Gilles Marchand: «La forêt est un endroit où l’on va pour se retrouver mais où on peut se perdre»
THRILLER•Les bois sont des personnages à part entière pour «Dans la forêt», conte vénéneux de Gilles Marchand...Caroline Vié
Gilles Marchand emmène le spectateur dans les bois avec un papa et ses deux fistons. Dans la forêt angoisse en douceur quand le trio perdu dans une cabane au milieu des arbres s’éloigne doucement de la civilisation sans qu’on sache s’ils la retrouveront un jour.
Jérémie Elkaïm, en papa écolo et possessif, fait monter la tension autour de ses gamins qu’il retient près de lui. Est-il dangereux ou pas ? « Je voulais qu’on sente qu’il est capable de tout », explique Gilles Marchand à 20 Minutes.

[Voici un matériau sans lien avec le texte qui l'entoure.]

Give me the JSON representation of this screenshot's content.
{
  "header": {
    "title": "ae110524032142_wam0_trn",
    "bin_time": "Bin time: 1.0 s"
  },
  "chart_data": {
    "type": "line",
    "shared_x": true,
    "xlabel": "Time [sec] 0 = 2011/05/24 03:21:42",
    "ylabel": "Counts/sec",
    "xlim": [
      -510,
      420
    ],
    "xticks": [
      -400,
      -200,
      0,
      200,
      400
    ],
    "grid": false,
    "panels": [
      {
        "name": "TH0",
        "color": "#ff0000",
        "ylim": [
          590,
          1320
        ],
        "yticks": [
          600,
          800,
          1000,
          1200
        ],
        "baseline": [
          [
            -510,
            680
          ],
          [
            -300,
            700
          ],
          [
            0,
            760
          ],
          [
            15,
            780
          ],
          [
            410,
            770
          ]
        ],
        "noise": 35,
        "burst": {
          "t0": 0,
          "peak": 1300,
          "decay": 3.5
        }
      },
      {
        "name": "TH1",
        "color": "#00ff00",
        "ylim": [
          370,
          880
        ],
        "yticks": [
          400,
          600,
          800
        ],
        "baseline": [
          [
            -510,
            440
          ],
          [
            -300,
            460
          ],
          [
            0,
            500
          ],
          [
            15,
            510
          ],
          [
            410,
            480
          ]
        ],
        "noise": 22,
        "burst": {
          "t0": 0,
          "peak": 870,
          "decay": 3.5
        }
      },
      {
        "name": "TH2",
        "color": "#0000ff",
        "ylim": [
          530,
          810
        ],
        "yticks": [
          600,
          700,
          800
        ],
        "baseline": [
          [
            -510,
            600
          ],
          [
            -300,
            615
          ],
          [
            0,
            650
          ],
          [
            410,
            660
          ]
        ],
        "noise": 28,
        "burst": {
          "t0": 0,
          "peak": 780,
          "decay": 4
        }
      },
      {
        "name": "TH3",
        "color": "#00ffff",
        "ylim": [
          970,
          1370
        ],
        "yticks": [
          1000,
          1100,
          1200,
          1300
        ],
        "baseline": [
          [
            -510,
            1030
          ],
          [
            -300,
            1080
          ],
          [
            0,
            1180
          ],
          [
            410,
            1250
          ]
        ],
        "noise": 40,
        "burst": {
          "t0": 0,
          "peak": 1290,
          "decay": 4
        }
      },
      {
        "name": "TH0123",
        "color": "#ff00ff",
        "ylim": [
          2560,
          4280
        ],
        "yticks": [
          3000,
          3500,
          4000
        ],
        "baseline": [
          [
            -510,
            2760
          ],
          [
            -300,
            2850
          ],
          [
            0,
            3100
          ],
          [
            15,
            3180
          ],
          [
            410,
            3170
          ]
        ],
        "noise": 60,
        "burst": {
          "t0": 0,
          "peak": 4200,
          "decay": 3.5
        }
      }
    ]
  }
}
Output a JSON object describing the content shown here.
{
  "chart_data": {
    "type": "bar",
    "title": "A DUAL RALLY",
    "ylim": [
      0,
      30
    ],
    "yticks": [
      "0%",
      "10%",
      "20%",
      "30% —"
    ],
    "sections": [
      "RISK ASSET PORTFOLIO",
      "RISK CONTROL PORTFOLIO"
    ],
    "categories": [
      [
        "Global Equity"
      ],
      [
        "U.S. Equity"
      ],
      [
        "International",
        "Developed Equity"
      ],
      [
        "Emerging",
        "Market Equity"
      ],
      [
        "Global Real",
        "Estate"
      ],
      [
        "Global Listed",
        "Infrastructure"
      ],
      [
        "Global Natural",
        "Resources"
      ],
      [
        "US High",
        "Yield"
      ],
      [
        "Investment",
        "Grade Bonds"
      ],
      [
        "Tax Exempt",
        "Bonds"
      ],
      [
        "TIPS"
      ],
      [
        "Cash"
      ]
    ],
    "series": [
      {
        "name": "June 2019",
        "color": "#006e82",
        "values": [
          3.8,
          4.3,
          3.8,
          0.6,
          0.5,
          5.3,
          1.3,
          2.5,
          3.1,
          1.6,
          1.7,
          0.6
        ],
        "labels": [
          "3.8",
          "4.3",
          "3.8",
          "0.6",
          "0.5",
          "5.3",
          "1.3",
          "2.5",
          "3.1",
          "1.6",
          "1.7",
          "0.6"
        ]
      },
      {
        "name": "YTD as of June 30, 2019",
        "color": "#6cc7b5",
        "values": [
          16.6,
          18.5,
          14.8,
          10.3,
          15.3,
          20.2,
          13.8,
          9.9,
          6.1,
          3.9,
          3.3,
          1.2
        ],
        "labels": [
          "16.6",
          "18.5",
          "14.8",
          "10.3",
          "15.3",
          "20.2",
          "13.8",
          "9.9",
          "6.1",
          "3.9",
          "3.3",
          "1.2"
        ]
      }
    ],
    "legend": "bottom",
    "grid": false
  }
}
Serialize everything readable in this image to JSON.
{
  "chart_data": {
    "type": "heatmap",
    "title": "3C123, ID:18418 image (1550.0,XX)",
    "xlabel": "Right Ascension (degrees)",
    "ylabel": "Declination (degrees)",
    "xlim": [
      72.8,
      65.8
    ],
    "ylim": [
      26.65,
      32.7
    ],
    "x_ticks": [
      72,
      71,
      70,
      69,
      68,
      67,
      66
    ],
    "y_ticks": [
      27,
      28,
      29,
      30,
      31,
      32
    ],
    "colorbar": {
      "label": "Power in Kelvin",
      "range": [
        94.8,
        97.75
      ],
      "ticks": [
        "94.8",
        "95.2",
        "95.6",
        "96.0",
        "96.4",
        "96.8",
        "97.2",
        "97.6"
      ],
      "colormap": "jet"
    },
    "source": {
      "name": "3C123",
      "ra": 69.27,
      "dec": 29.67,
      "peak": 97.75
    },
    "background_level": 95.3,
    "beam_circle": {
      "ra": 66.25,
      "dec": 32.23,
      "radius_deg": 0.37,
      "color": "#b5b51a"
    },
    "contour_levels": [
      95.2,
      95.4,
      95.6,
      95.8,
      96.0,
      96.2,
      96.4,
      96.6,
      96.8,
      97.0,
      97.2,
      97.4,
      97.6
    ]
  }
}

Un univers protecteur et menaçant
« La forêt est un endroit où l’on va pour se retrouver mais où on peut se perdre, insiste Marchand. C’est ce contraste qui m’intéressait. » Il y a comme une présence qui se dégage de ce décor sauvage enrobant les héros dans un univers à la fois protecteur et menaçant. « Les arbres les regardent : ils étaient là avant eux et seront sans doute là après. » Le réalisateur de Qui a tué Bambi ? (2003) et L’autre monde (2010) joue aussi avec sa bande-son pour inquiéter un spectateur qui retrouve ses peurs d’enfant en même temps que les héros.
Retour à la nature
C’est en Suède que Gilles Marchand, qui fut aussi scénariste pour Dominik Moll, a tourné ce conte sombre sur fond de paternité douloureuse. « C’est un pays que l’on cite souvent en exemple pour son côté civilisé mais qui recèle des coins restés complètement sauvages. » Tandis que la forêt est, petit à petit, grignotée par les humains qui la détruisent, ce père s’y enfonce profondément en entraînant ses fils. « Le retour à la nature poussé à ce point a quelque chose d’inquiétant que je voulais souligner », insiste le réalisateur. Deux jeunes acteurs remarquables, Théo Van de Voorde et Timothé Vom Dorp, soutiennent efficacement la performance de Jérémie Elkaïm.
L’étoffe des cauchemars
« Tous se sont laissés envoûter par les bois, leurs parfums et leur mystère », se souvient Gilles Marchand. Cette histoire qui flirte avec le fantastique, joue sur les sens de son public, libre d’interpréter à sa guise chaque action du papa souffrant d’être séparé de ses enfants. « Je me suis très librement inspiré de ma situation avec mon père », avoue Gilles Marchand. C’est peut-être parce que Dans la forêt s’appuie sur un socle autobiographique que le film dérange autant. Sans faire couler une goutte de sang, cette œuvre vénéneuse est de l’étoffe dont on fait les cauchemars.